Fifth, it must have an intelligence system that can find and target the most elusive elements of an enemy’s military capabilities.
And finally, as if all this were not enough, it must meet these requirements while facilitating the further shrinkage of the Russian nuclear arsenal — which even today represents the vast majority of nuclear weapons outside the U.S.
Step Three: Delineating a Posture
The force posture derived from these requirements has been called a “triad,” but it is very different from the collection of planes and missiles that made up the Cold War nuclear triad.
Only one of its three legs is offensive weapons; the other two legs are defensive measures and a revitalized nuclear infrastructure.
Moreover, the offensive leg consists partly of conventional strike systems, with the remaining nuclear weapons representing only a small fraction of the Cold War force.
And just as the administration prefers to develop a tiered or multilayered approach to missile defenses, so it proposes a tiered offensive force consisting of three layers:
— operationally deployed weapons;
— reserve weapons that can be quickly returned to operational duty; and
— inactive weapons awaiting destruction that could be refurbished.
The existence of a large reserve that acts as a hedge against unforeseen dangers enables the Nuclear Posture Review to embrace major reductions in the nuclear arsenal.
As agreed to by the Russians earlier this week, the review envisions reducing the current operational force of 6000 warheads by a third over the next five years, and by two-thirds over the next ten years.
Whether these reductions actually occur will depend on global security trends, but recent progress in the development of precision-guided conventional weapons suggest nuclear cuts might proceed even if threats do not diminish correspondingly.

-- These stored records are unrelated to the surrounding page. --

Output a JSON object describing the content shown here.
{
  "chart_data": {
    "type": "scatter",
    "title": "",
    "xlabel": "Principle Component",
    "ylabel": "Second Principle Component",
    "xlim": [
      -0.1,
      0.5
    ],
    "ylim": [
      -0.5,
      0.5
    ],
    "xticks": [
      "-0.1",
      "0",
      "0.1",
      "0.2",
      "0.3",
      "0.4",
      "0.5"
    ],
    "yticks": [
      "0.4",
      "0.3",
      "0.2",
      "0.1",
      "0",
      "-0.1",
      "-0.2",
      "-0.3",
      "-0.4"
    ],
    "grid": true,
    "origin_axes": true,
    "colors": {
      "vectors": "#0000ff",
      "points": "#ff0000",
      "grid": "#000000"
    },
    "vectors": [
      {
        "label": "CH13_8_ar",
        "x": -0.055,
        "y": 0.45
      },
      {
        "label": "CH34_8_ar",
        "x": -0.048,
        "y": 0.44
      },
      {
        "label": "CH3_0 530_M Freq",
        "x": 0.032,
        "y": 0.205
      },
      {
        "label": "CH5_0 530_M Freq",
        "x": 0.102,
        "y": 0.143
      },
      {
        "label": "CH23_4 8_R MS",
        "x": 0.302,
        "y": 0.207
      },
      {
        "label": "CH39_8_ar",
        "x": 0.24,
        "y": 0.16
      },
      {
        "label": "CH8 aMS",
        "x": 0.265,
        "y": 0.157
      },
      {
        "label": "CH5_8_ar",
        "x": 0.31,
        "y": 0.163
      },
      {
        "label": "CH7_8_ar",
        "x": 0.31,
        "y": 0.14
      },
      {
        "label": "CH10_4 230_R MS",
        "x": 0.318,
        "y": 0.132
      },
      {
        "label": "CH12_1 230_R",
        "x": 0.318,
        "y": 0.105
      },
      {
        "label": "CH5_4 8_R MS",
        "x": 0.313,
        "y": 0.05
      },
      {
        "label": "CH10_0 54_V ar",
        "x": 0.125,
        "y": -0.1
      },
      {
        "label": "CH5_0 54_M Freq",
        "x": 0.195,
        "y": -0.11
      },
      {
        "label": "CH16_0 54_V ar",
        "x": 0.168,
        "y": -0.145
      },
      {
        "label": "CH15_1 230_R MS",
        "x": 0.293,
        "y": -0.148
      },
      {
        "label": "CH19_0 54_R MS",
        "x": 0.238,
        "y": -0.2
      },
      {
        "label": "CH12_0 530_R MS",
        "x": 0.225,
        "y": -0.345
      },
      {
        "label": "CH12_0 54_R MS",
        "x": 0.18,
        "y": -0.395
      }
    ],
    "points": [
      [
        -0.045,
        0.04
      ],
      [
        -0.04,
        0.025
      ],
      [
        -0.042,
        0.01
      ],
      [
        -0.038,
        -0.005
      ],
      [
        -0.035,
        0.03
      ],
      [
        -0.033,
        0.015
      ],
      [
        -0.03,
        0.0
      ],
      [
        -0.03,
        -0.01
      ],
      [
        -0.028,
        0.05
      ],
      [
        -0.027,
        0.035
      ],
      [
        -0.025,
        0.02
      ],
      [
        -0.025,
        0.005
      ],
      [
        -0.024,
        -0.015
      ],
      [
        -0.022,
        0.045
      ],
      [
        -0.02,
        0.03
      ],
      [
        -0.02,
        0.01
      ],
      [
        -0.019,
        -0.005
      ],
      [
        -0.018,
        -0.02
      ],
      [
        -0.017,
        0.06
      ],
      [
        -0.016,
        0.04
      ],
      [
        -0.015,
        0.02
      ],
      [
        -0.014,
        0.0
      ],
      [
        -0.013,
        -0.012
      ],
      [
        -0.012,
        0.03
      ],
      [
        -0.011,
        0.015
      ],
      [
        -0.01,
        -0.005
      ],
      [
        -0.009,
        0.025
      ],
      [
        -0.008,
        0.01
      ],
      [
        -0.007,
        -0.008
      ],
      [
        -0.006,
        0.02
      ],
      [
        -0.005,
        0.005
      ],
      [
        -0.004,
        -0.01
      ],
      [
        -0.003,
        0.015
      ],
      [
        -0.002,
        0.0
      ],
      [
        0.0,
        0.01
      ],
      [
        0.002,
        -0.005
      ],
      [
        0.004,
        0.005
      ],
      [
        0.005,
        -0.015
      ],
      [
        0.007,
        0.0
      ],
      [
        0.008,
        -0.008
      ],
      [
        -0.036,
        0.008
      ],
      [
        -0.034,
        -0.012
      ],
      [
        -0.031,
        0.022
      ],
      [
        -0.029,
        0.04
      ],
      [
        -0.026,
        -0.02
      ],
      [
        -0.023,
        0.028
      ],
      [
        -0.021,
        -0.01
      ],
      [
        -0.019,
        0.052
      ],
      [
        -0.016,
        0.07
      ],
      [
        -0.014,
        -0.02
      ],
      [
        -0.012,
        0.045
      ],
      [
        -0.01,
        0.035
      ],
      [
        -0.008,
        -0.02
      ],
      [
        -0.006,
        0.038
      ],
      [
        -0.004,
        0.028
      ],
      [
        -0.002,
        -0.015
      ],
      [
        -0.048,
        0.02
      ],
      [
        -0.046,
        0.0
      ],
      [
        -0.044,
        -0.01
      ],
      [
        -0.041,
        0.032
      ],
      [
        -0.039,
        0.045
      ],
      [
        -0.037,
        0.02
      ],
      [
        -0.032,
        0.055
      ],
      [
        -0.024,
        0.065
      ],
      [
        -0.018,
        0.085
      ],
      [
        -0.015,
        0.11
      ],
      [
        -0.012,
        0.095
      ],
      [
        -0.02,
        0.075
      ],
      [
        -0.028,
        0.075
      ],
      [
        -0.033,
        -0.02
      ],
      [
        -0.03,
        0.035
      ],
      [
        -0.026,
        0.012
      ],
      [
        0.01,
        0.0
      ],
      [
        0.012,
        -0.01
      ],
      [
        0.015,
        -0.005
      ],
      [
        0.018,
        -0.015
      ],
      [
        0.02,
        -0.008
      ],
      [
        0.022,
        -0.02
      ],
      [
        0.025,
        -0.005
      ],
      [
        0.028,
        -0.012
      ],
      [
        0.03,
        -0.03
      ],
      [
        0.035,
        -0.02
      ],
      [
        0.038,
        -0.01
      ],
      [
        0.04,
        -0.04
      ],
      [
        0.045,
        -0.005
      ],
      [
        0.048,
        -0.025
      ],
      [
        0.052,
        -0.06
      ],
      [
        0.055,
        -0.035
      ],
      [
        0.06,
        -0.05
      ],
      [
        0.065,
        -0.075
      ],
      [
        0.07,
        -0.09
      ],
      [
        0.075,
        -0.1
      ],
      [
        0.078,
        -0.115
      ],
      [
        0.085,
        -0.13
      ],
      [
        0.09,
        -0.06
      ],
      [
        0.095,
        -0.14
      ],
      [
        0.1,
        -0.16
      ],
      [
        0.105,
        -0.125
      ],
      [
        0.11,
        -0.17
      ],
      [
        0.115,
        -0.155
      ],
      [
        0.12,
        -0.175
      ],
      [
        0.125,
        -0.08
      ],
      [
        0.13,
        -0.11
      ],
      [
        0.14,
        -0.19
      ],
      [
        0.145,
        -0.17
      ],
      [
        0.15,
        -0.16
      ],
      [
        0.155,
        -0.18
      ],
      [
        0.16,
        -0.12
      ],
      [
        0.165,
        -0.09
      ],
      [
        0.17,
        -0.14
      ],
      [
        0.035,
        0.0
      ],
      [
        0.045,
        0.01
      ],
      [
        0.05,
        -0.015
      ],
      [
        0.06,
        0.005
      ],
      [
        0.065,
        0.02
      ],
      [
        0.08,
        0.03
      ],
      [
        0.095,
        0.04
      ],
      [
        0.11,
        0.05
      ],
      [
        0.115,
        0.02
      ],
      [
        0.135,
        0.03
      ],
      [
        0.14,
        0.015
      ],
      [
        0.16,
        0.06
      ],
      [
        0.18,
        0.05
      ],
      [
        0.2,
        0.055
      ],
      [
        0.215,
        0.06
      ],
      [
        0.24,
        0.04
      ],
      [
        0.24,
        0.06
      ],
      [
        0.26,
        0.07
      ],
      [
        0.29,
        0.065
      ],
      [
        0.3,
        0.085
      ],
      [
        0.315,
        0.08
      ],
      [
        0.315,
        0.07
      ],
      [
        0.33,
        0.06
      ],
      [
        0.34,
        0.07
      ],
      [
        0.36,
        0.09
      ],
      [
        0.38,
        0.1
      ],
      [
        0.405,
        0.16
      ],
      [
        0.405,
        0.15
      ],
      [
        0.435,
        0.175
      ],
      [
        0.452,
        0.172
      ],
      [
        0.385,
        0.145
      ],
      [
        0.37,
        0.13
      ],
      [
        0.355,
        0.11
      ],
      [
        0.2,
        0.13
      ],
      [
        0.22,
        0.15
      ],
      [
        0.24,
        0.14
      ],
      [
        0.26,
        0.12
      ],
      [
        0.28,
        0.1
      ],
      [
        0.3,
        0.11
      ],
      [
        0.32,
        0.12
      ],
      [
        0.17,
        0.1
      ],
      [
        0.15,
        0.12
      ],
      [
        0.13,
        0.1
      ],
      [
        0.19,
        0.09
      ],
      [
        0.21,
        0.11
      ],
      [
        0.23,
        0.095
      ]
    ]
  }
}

For example, the Air Force is considering development of a satellite-guided glide-bomb that could penetrate 60 feet of extremely hardened material, reducing the need for nuclear weapons in attacking deeply buried bunkers.
As of today, the U.S. has no plans to develop new nuclear munitions, and is proceeding with plans to eliminate whole classes of nuclear delivery systems such as the MX missile and B-1 bomber.
Assessing the Advantages
The force structure recommended by the Nuclear Posture Review will materially enhance global security.
First, it will preserve a stable structure of nuclear deterrence while facilitating huge reductions in the U.S. and Russian arsenals.
Second, it will reduce reliance on deterrence by acquiring offensive and defensive capabilities for coping with accident-prone or irrational adversaries.
Third, it will provide future Presidents with the widest possible range of options, both nuclear and non-nuclear, for meeting emergent security needs.
And finally, it will retain the flexibility to restore nuclear capabilities if necessary by establishing a strategic reserve and revitalizing the nuclear infrastructure.
In the latter regard, it is important to bear in mind that the end-state the administration envisions for offensive nuclear forces would, on a typical day, consist of only eight ballistic-missile submarines at sea and 500 single-warhead Minuteman missiles on alert.
The rest of the land-based missile force would be gone, the bombers would be dedicated primarily to conventional missions, and many of the subs would be in port.
We may decide in the future that such a force is too small, so it is necessary to maintain a reserve force, especially until we rebuild our moribund nuclear industrial base.
For the time being, though, the Bush Administration has fashioned a prudent and progressive posture that reflects a fair amount of optimism about the future of world politics.
—Loren B. Thompson is Chief Operating Officer of the Lexington Institute and teaches in Georgetown University’s Strategic Studies Program, where among other things he has taught nuclear strategy.